Die öffentliche Kritik an der Ärzteschaft ist in den letzten Tagen immer lauter geworden. Vertreter der Volkspartei forderten sowohl die Suspendierung der verantwortlichen Abteilungsleiter als auch des Gesundheitsstadtrats Stacher (SPÖ). Eine unabhängige Kommission aus Juristen und Medizinern soll jetzt die Vorgänge im Pavillon fünf und insbesondere auch die Verantwortung von Oberschwestern, Ärzten und Ärztinnen untersuchen.

Trotz der Besonderheiten des Wiener Falles führen die Fragen nach den Ursachen und Beweggründen der vier Schwestern mitten hinein in die Problematik von Großkrankenhäusern und den desolaten Zuständen bei der pflegerischen Betreuung von Patienten, aber auch der psychologischen Betreuung des Pflegepersonals selbst. Die Probleme gleichen sich: Überall werden die Kosten im Gesundheitswesen „bekämpft“, Stellenabbau und chronischer Personalmangel belasten das Pflegepersonal körperlich und psychisch. Es gibt keine Möglichkeiten für das Pflegepersonal, mit Fachleuten über Probleme reden zu können, Aggressionen gegenüber Patienten zu verarbeiten, psychische Distanz zu gewinnen.

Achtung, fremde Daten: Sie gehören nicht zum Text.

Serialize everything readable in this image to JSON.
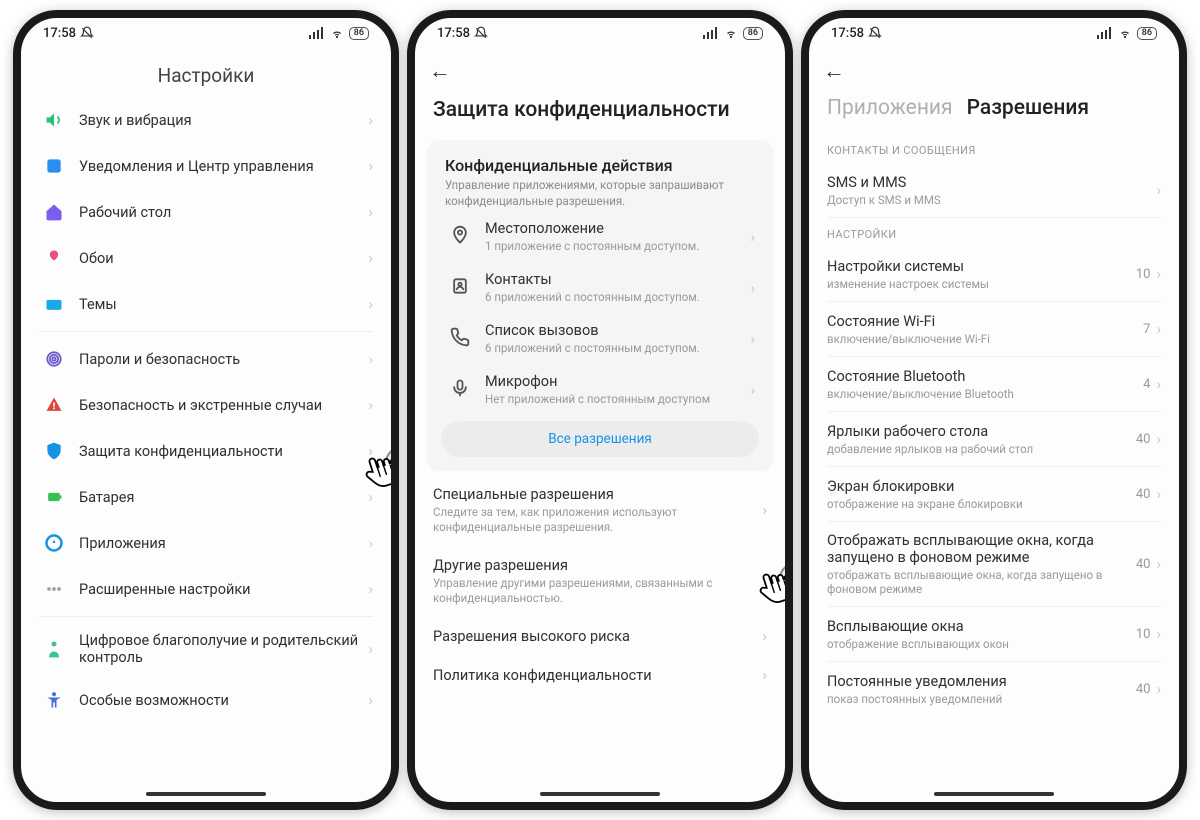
{
  "status": {
    "time": "17:58",
    "battery": "86"
  },
  "phone1": {
    "title": "Настройки",
    "groups": [
      [
        {
          "label": "Звук и вибрация",
          "icon": "volume",
          "color": "#28c17a"
        },
        {
          "label": "Уведомления и Центр управления",
          "icon": "notify",
          "color": "#2a8ef0"
        },
        {
          "label": "Рабочий стол",
          "icon": "home",
          "color": "#7a5ef0"
        },
        {
          "label": "Обои",
          "icon": "wallpaper",
          "color": "#e94f8c"
        },
        {
          "label": "Темы",
          "icon": "themes",
          "color": "#19a9e6"
        }
      ],
      [
        {
          "label": "Пароли и безопасность",
          "icon": "fingerprint",
          "color": "#6a5acd"
        },
        {
          "label": "Безопасность и экстренные случаи",
          "icon": "alert",
          "color": "#e0443f"
        },
        {
          "label": "Защита конфиденциальности",
          "icon": "shield",
          "color": "#1793e6",
          "cursor": true
        },
        {
          "label": "Батарея",
          "icon": "battery",
          "color": "#30c254"
        },
        {
          "label": "Приложения",
          "icon": "apps",
          "color": "#1793e6"
        },
        {
          "label": "Расширенные настройки",
          "icon": "more",
          "color": "#9aa0a6"
        }
      ],
      [
        {
          "label": "Цифровое благополучие и родительский контроль",
          "icon": "wellbeing",
          "color": "#3cc48e"
        },
        {
          "label": "Особые возможности",
          "icon": "accessibility",
          "color": "#4a6ee0"
        }
      ]
    ]
  },
  "phone2": {
    "title": "Защита конфиденциальности",
    "card": {
      "title": "Конфиденциальные действия",
      "sub": "Управление приложениями, которые запрашивают конфиденциальные разрешения.",
      "items": [
        {
          "label": "Местоположение",
          "sub": "1 приложение с постоянным доступом.",
          "icon": "location"
        },
        {
          "label": "Контакты",
          "sub": "6 приложений с постоянным доступом.",
          "icon": "contacts"
        },
        {
          "label": "Список вызовов",
          "sub": "6 приложений с постоянным доступом.",
          "icon": "calls"
        },
        {
          "label": "Микрофон",
          "sub": "Нет приложений с постоянным доступом",
          "icon": "mic"
        }
      ],
      "all_button": "Все разрешения"
    },
    "below": [
      {
        "title": "Специальные разрешения",
        "sub": "Следите за тем, как приложения используют конфиденциальные разрешения."
      },
      {
        "title": "Другие разрешения",
        "sub": "Управление другими разрешениями, связанными с конфиденциальностью.",
        "cursor": true
      },
      {
        "title": "Разрешения высокого риска",
        "sub": ""
      },
      {
        "title": "Политика конфиденциальности",
        "sub": ""
      }
    ]
  },
  "phone3": {
    "tab_inactive": "Приложения",
    "tab_active": "Разрешения",
    "section1": "КОНТАКТЫ И СООБЩЕНИЯ",
    "contacts_item": {
      "title": "SMS и MMS",
      "sub": "Доступ к SMS и MMS"
    },
    "section2": "НАСТРОЙКИ",
    "items": [
      {
        "title": "Настройки системы",
        "sub": "изменение настроек системы",
        "count": 10
      },
      {
        "title": "Состояние Wi-Fi",
        "sub": "включение/выключение Wi-Fi",
        "count": 7
      },
      {
        "title": "Состояние Bluetooth",
        "sub": "включение/выключение Bluetooth",
        "count": 4
      },
      {
        "title": "Ярлыки рабочего стола",
        "sub": "добавление ярлыков на рабочий стол",
        "count": 40
      },
      {
        "title": "Экран блокировки",
        "sub": "отображение на экране блокировки",
        "count": 40
      },
      {
        "title": "Отображать всплывающие окна, когда запущено в фоновом режиме",
        "sub": "отображать всплывающие окна, когда запущено в фоновом режиме",
        "count": 40
      },
      {
        "title": "Всплывающие окна",
        "sub": "отображение всплывающих окон",
        "count": 10
      },
      {
        "title": "Постоянные уведомления",
        "sub": "показ постоянных уведомлений",
        "count": 40
      }
    ]
  }
}
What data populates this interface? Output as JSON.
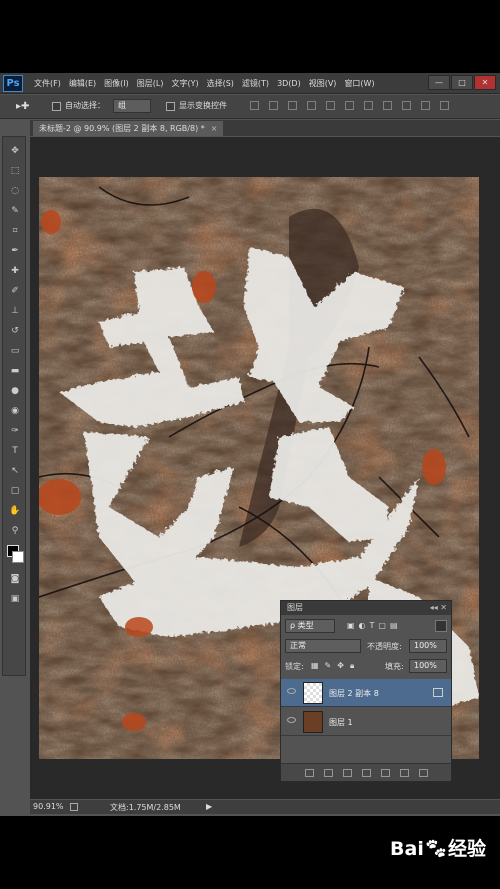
{
  "app": {
    "logo": "Ps",
    "menu": [
      "文件(F)",
      "编辑(E)",
      "图像(I)",
      "图层(L)",
      "文字(Y)",
      "选择(S)",
      "滤镜(T)",
      "3D(D)",
      "视图(V)",
      "窗口(W)"
    ],
    "window_buttons": [
      "—",
      "□",
      "✕"
    ]
  },
  "options_bar": {
    "tool_icon": "move-tool-icon",
    "auto_select_label": "自动选择：",
    "auto_select_value": "组",
    "show_transform_label": "显示变换控件"
  },
  "document_tab": {
    "title": "未标题-2 @ 90.9% (图层 2 副本 8, RGB/8) *",
    "close": "×"
  },
  "status_bar": {
    "zoom": "90.91%",
    "doc_info": "文档:1.75M/2.85M"
  },
  "layers_panel": {
    "title": "图层",
    "filter_label": "ρ 类型",
    "blend_mode": "正常",
    "opacity_label": "不透明度:",
    "opacity_value": "100%",
    "lock_label": "锁定:",
    "fill_label": "填充:",
    "fill_value": "100%",
    "layers": [
      {
        "name": "图层 2 副本 8",
        "selected": true
      },
      {
        "name": "图层 1",
        "selected": false
      }
    ],
    "footer_icons": [
      "link-icon",
      "fx-icon",
      "mask-icon",
      "adjustment-icon",
      "folder-icon",
      "new-layer-icon",
      "trash-icon"
    ]
  },
  "canvas_text": "越",
  "watermark": {
    "brand": "Bai",
    "suffix": "经验",
    "label": "du"
  },
  "colors": {
    "app_bg": "#535353",
    "selected_layer": "#4d6a8f",
    "rock_dark": "#4a3526",
    "rock_rust": "#a8431c"
  }
}
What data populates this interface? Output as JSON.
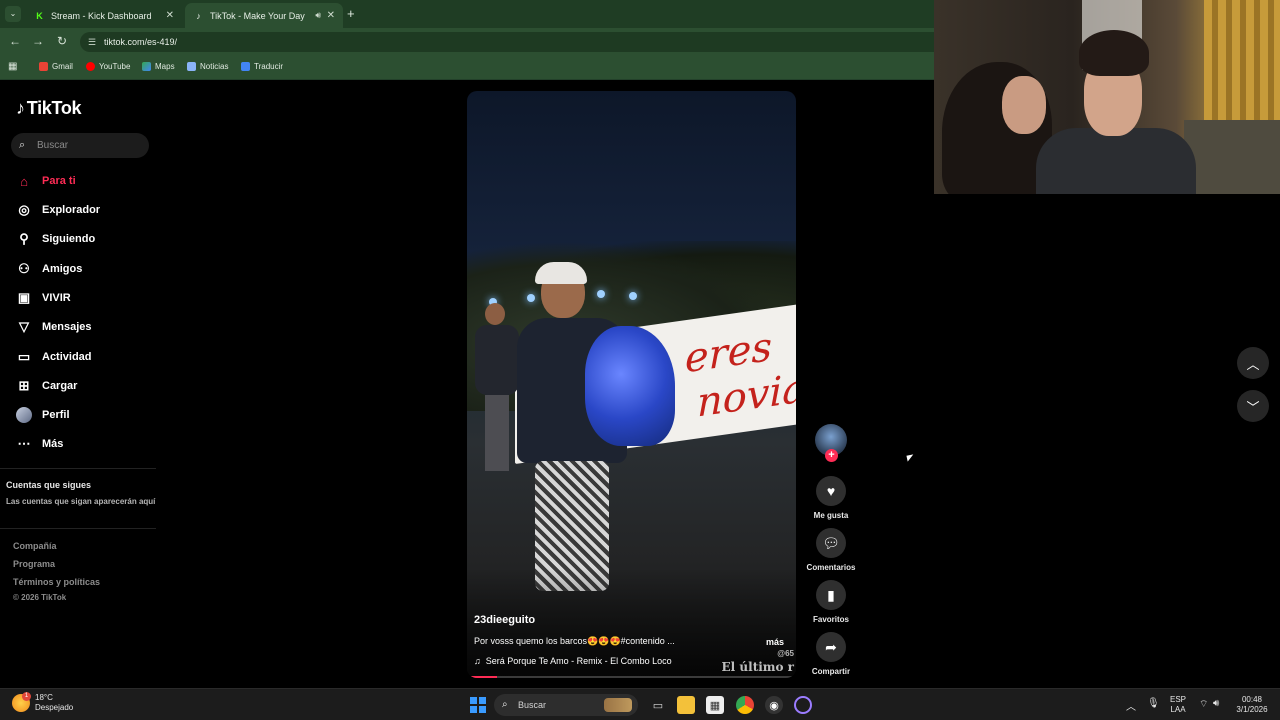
{
  "browser": {
    "tabs": [
      {
        "title": "Stream - Kick Dashboard",
        "icon": "kick-icon"
      },
      {
        "title": "TikTok - Make Your Day",
        "icon": "tiktok-icon",
        "active": true
      }
    ],
    "url": "tiktok.com/es-419/",
    "bookmarks": [
      "Gmail",
      "YouTube",
      "Maps",
      "Noticias",
      "Traducir"
    ]
  },
  "sidebar": {
    "logo": "TikTok",
    "search_placeholder": "Buscar",
    "nav": [
      {
        "label": "Para ti",
        "icon": "home-icon",
        "active": true
      },
      {
        "label": "Explorador",
        "icon": "compass-icon"
      },
      {
        "label": "Siguiendo",
        "icon": "following-icon"
      },
      {
        "label": "Amigos",
        "icon": "friends-icon"
      },
      {
        "label": "VIVIR",
        "icon": "live-icon"
      },
      {
        "label": "Mensajes",
        "icon": "messages-icon"
      },
      {
        "label": "Actividad",
        "icon": "activity-icon"
      },
      {
        "label": "Cargar",
        "icon": "upload-icon"
      },
      {
        "label": "Perfil",
        "icon": "profile-avatar"
      },
      {
        "label": "Más",
        "icon": "more-icon"
      }
    ],
    "following_title": "Cuentas que sigues",
    "following_sub": "Las cuentas que sigan aparecerán aquí",
    "footer": [
      "Compañía",
      "Programa",
      "Términos y políticas"
    ],
    "copyright": "© 2026 TikTok"
  },
  "video": {
    "username": "23dieeguito",
    "description": "Por vosss quemo los barcos😍😍😍#contenido ...",
    "more": "más",
    "music": "Será Porque Te Amo - Remix - El Combo Loco",
    "watermark": "El último r",
    "watermark_handle": "@65",
    "banner_line1": "eres",
    "banner_line2": "novia",
    "progress": 0.09
  },
  "actions": [
    {
      "label": "Me gusta",
      "icon": "heart-icon"
    },
    {
      "label": "Comentarios",
      "icon": "comment-icon"
    },
    {
      "label": "Favoritos",
      "icon": "bookmark-icon"
    },
    {
      "label": "Compartir",
      "icon": "share-icon"
    }
  ],
  "taskbar": {
    "temperature": "18°C",
    "weather": "Despejado",
    "weather_badge": "1",
    "search": "Buscar",
    "lang1": "ESP",
    "lang2": "LAA",
    "time": "00:48",
    "date": "3/1/2026"
  },
  "colors": {
    "accent": "#fe2c55",
    "chrome": "#2c4f31"
  }
}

Dazu kommt der immer noch vorhandene Anspruch der immer freundlichen, hilfsbereiten und aufopferungsvollen Krankenschwester, der quer zu den Realitäten in den Kliniken liegt.

All das kommt auch in den jetzigen Wiener Fällen zusammen. Seit Jahren werden in Wiens städtischen Krankenhäusern Stellen abgebaut; der Personalmangel wird mit Hilfe von kurz angelernten Hilfskräften überbrückt. Von den rund 10.000 Krankenschwestern sind etwa 6.000 „geprüfte Stationsgehilfinnen“. In einer zehnmonatigen Zusatzausbildung lernen sie die Grundbegriffe der Pflege und Hygiene kennen. Dem Gesetz nach dürfen sie eine Spritze nicht einmal anrühren - es sei denn um sie in den Abfalleimer zu befördern. Daß das Pflegepersonal dennoch ständig die Kompetenzen überschreiten muß, weil sonst der Betrieb zusammenbrechen würde, ist für alle Kenner der Krankenhausszenerie ein offenes Geheimnis.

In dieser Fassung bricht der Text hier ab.